Synergistic use of inertial actuators for advanced noise control in transparent-patched vibrating plates

Transparent and lightweight structures are increasingly used in applications where visual access and weight reduction are critical, yet they offer poor acoustic insulation—particularly at low frequencies. This study introduces a novel Active Structural Acoustic Control (ASAC) strategy for transparent-patched vibrating plates for advanced noise reduction. The system is experimentally tested under broadband excitation from 50 to 300 Hz, focusing on how the quantity and placement of inertial actuators affect system performance. To support optimal actuator configuration, this work introduces a novel analytical model that enables optimized actuator placement, incorporating structural dynamics and acoustic transmission loss through the transparent patch.

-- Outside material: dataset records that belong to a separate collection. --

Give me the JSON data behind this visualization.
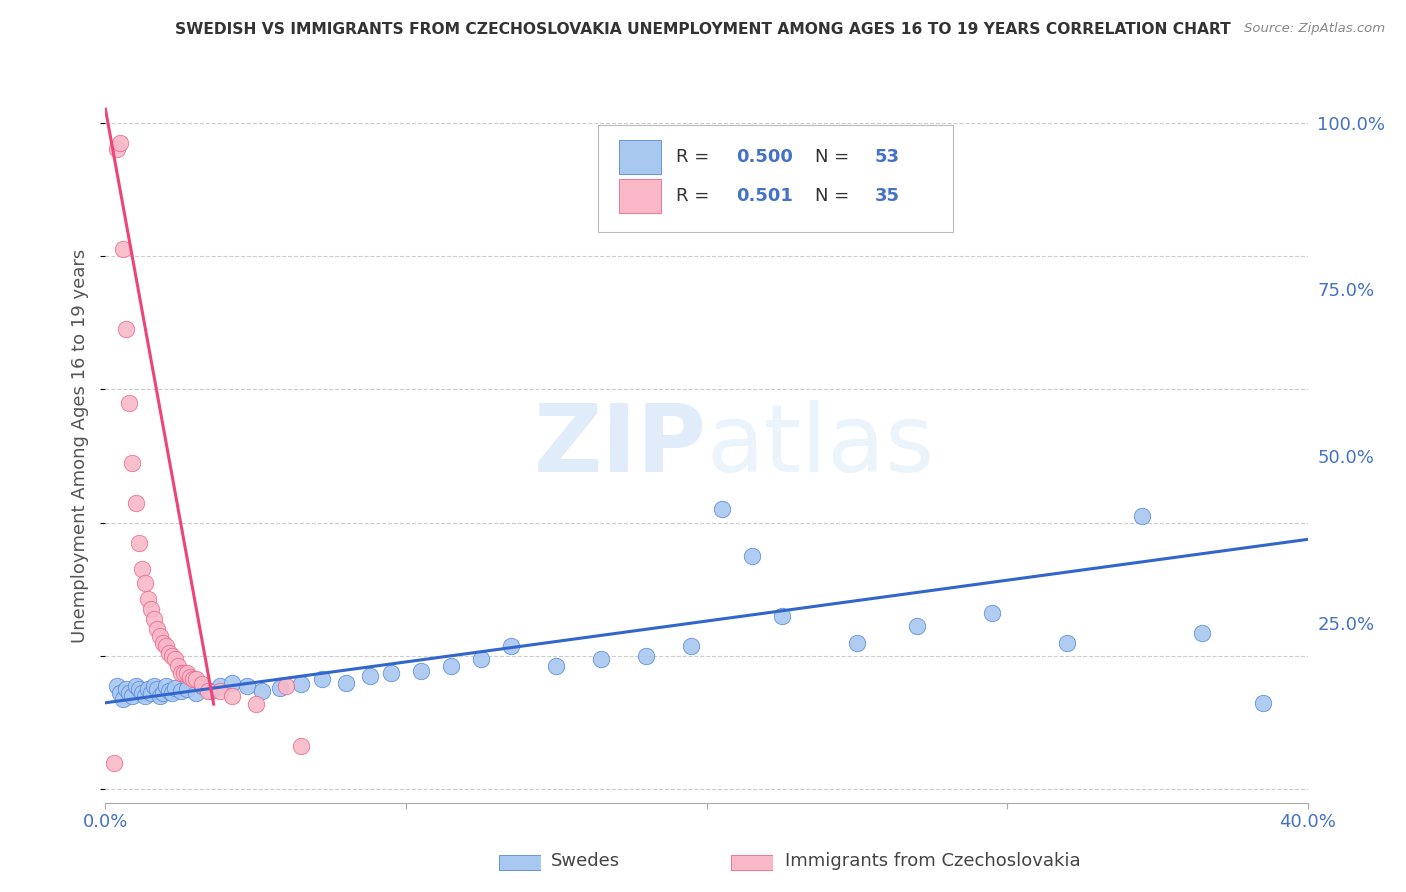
{
  "title": "SWEDISH VS IMMIGRANTS FROM CZECHOSLOVAKIA UNEMPLOYMENT AMONG AGES 16 TO 19 YEARS CORRELATION CHART",
  "source": "Source: ZipAtlas.com",
  "ylabel": "Unemployment Among Ages 16 to 19 years",
  "xlim": [
    0.0,
    0.4
  ],
  "ylim": [
    -0.02,
    1.05
  ],
  "xticks": [
    0.0,
    0.1,
    0.2,
    0.3,
    0.4
  ],
  "yticks_right": [
    0.0,
    0.25,
    0.5,
    0.75,
    1.0
  ],
  "ytick_labels_right": [
    "",
    "25.0%",
    "50.0%",
    "75.0%",
    "100.0%"
  ],
  "xtick_labels": [
    "0.0%",
    "",
    "",
    "",
    "40.0%"
  ],
  "watermark_zip": "ZIP",
  "watermark_atlas": "atlas",
  "legend_blue_R": "0.500",
  "legend_blue_N": "53",
  "legend_pink_R": "0.501",
  "legend_pink_N": "35",
  "legend_label_blue": "Swedes",
  "legend_label_pink": "Immigrants from Czechoslovakia",
  "blue_fill": "#A8C8F0",
  "pink_fill": "#F8B8C8",
  "blue_edge": "#5588DD",
  "pink_edge": "#EE6688",
  "blue_line_color": "#3366CC",
  "pink_line_color": "#EE4477",
  "title_color": "#333333",
  "axis_label_color": "#555555",
  "tick_color": "#4472C4",
  "background_color": "#FFFFFF",
  "blue_scatter_x": [
    0.004,
    0.005,
    0.006,
    0.007,
    0.008,
    0.009,
    0.01,
    0.011,
    0.012,
    0.013,
    0.014,
    0.015,
    0.016,
    0.017,
    0.018,
    0.019,
    0.02,
    0.021,
    0.022,
    0.023,
    0.025,
    0.027,
    0.03,
    0.032,
    0.035,
    0.038,
    0.042,
    0.047,
    0.052,
    0.058,
    0.065,
    0.072,
    0.08,
    0.088,
    0.095,
    0.105,
    0.115,
    0.125,
    0.135,
    0.15,
    0.165,
    0.18,
    0.195,
    0.205,
    0.215,
    0.225,
    0.25,
    0.27,
    0.295,
    0.32,
    0.345,
    0.365,
    0.385
  ],
  "blue_scatter_y": [
    0.155,
    0.145,
    0.135,
    0.15,
    0.145,
    0.14,
    0.155,
    0.15,
    0.145,
    0.14,
    0.15,
    0.145,
    0.155,
    0.15,
    0.14,
    0.145,
    0.155,
    0.148,
    0.145,
    0.152,
    0.148,
    0.15,
    0.145,
    0.155,
    0.148,
    0.155,
    0.16,
    0.155,
    0.148,
    0.152,
    0.158,
    0.165,
    0.16,
    0.17,
    0.175,
    0.178,
    0.185,
    0.195,
    0.215,
    0.185,
    0.195,
    0.2,
    0.215,
    0.42,
    0.35,
    0.26,
    0.22,
    0.245,
    0.265,
    0.22,
    0.41,
    0.235,
    0.13
  ],
  "blue_line_x": [
    0.0,
    0.4
  ],
  "blue_line_y": [
    0.13,
    0.375
  ],
  "pink_scatter_x": [
    0.003,
    0.004,
    0.005,
    0.006,
    0.007,
    0.008,
    0.009,
    0.01,
    0.011,
    0.012,
    0.013,
    0.014,
    0.015,
    0.016,
    0.017,
    0.018,
    0.019,
    0.02,
    0.021,
    0.022,
    0.023,
    0.024,
    0.025,
    0.026,
    0.027,
    0.028,
    0.029,
    0.03,
    0.032,
    0.034,
    0.038,
    0.042,
    0.05,
    0.06,
    0.065
  ],
  "pink_scatter_y": [
    0.04,
    0.96,
    0.97,
    0.81,
    0.69,
    0.58,
    0.49,
    0.43,
    0.37,
    0.33,
    0.31,
    0.285,
    0.27,
    0.255,
    0.24,
    0.23,
    0.22,
    0.215,
    0.205,
    0.2,
    0.195,
    0.185,
    0.175,
    0.175,
    0.175,
    0.168,
    0.165,
    0.165,
    0.158,
    0.148,
    0.148,
    0.14,
    0.128,
    0.155,
    0.065
  ],
  "pink_line_x": [
    0.0,
    0.036
  ],
  "pink_line_y": [
    1.02,
    0.128
  ]
}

Experimental results show that optimized single-actuator setups achieved up to a 5 dB reduction in resonance peaks, while well-positioned multi-actuator configurations yielded over 12 dB average sound power reduction in the considered frequency range and notable suppression of dominant resonances. However, the use of multiple actuators requires greater attention to spatial distribution, as poor placement can diminish their synergistic effect, increase control effort, and limit overall performance. This work introduces advanced methodologies in the application of Active Structural Acoustic Control for transparent-patched lightweight structures, providing new insights into how actuator configuration influences the acoustic performance.